Phoi Ngoc Thanh, owner of Cong Tho Phuc’s funeral service in District 5, said that Binh Hung Hoa Cemetery in Binh Tan District was once the largest cemetery in HCM City with a scale of more than 100,000 graves. However, it has temporarily stopped burials as authorities are carrying out relocation and clearance of some graves.

Da Phuoc Cemetery in Binh Chanh District is currently considered the largest cemetery in HCM City at 67 hectares wide. Existing graves cover 7.5 hectares of the area.

“Compared to private cemeteries with land plots and construction services priced at VND350 million to 2.5 billion per grave, Da Phuoc Cemetery offers a much lower price point. But it is still considered high compared to locals’ average income,” Thanh said.

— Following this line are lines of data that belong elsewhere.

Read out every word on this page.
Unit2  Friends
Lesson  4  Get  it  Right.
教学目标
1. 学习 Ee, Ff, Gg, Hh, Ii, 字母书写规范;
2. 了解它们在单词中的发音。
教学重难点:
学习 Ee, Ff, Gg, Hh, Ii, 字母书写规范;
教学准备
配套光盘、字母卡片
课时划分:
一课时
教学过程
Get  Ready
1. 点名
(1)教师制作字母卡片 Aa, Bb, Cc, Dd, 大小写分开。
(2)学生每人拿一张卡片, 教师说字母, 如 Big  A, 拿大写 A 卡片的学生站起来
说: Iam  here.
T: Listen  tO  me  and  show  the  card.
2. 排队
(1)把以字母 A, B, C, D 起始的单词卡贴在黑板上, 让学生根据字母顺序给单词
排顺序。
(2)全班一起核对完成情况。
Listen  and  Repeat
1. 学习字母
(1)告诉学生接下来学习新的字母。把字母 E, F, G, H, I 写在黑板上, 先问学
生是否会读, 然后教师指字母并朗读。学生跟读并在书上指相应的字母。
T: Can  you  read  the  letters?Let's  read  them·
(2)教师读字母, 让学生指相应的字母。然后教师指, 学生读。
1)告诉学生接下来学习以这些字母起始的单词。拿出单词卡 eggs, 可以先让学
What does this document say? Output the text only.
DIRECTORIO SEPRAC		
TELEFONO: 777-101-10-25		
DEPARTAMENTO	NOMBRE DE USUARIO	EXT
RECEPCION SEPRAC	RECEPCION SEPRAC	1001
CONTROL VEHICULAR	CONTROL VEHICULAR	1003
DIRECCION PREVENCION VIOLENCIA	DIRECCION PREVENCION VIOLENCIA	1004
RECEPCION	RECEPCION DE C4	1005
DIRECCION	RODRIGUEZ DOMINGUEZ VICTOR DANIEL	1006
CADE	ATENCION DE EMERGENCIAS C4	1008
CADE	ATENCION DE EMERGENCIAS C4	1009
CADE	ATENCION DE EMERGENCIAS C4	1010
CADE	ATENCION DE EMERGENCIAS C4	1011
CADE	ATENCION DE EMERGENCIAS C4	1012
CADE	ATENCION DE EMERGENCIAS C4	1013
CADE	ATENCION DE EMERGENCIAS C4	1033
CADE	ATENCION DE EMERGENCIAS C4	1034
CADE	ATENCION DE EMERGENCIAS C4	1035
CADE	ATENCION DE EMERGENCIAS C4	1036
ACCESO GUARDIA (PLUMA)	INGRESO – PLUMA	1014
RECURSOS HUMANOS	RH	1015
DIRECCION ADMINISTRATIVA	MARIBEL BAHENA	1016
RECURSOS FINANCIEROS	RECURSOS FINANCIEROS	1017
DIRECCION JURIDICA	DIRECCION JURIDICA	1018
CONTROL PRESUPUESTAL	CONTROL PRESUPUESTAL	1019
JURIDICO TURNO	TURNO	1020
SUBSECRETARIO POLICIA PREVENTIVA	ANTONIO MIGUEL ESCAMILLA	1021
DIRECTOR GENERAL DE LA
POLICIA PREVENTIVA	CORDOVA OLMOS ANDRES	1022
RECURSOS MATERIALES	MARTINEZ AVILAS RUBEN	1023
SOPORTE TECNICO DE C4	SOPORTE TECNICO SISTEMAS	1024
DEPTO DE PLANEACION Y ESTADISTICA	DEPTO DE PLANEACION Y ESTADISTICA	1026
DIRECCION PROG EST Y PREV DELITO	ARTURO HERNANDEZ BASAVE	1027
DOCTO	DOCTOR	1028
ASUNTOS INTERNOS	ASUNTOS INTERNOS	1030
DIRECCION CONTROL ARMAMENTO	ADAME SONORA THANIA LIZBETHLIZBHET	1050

“Specifically, the land price here ranges from VND5 to 10 million per square metre and the total cost after installing ceramic tiles and granite is VND50 to 100 million per grave. From the seventh year onwards, locals have to pay a maintenance fee of VND350,000 per year,” he added.

“With that, most people choose to bury their loved ones in cemeteries in neighbouring provinces such as Thuan An City in Binh Duong Province, Long Thanh District in Dong Nai Province and Can Giuoc District in Long An Province, among other places to save costs. The lower cost is about VND50 million,” Thanh said.

More than half of Thanh’s clients who have hired funeral services from his facility have burial needs, while the rest have chosen cremation. The cremation process is challenging as many temples do not have places to worship the ashes.

The largest place to store ashes in HCM City is Long Tho Tower Cremation Park in Cu Chi District. The cost of storing ashes is VND500,000 to tens of millions of dong, depending on the storage time and location of the ashes. Every year, there are additional costs of cleaning, checking and sending images or videos to relatives. 

 

Some private cemeteries in District 12, Thu Duc City and Binh Chanh District charge VND5 to 80 million per 10 years per urn.

According to the HCM City Department of Natural Resources and Environment, the city currently does not allow burial in residential areas. Private cemeteries are small, with few burials allowed.  

30-hectare cemetery in Can Gio District

The HCM City Department of Planning and Architecture recently sent the city People’s Committee a planning roadmap for a 30-hectare cemetery in Binh Loi Hamlet in Binh Khanh Commune in Can Gio District. 

Can Gio District currently has two cemeteries in Long Hoa and Binh Khanh communes. Long Hoa Cemetery has been closed for about five years now, and Binh Khanh Cemetery has only 150 slots left to deal with burial needs in the district. 

With the urgent need for burials, the city Department of Planning and Architecture believes it is necessary to establish a cemetery soon and make sure it is in line with the development plan of Can Gio District.

On a different note, Venerable Thich Nhat Tu, permanent deputy director of the Vietnam Buddhist Academy in HCM City, said that Vietnam has over 18,000 temples nationwide.

Many have no available space to store ashes, so some temples carry out a water burial and release the ashes into the river.

“Vietnamese people have the custom of burials, but the high price of land has encouraged them to switch to cremation and water burials,” Venerable Thich Nhat Tu said, adding that some families have chosen to dry a small amount of ashes into a stone for worship.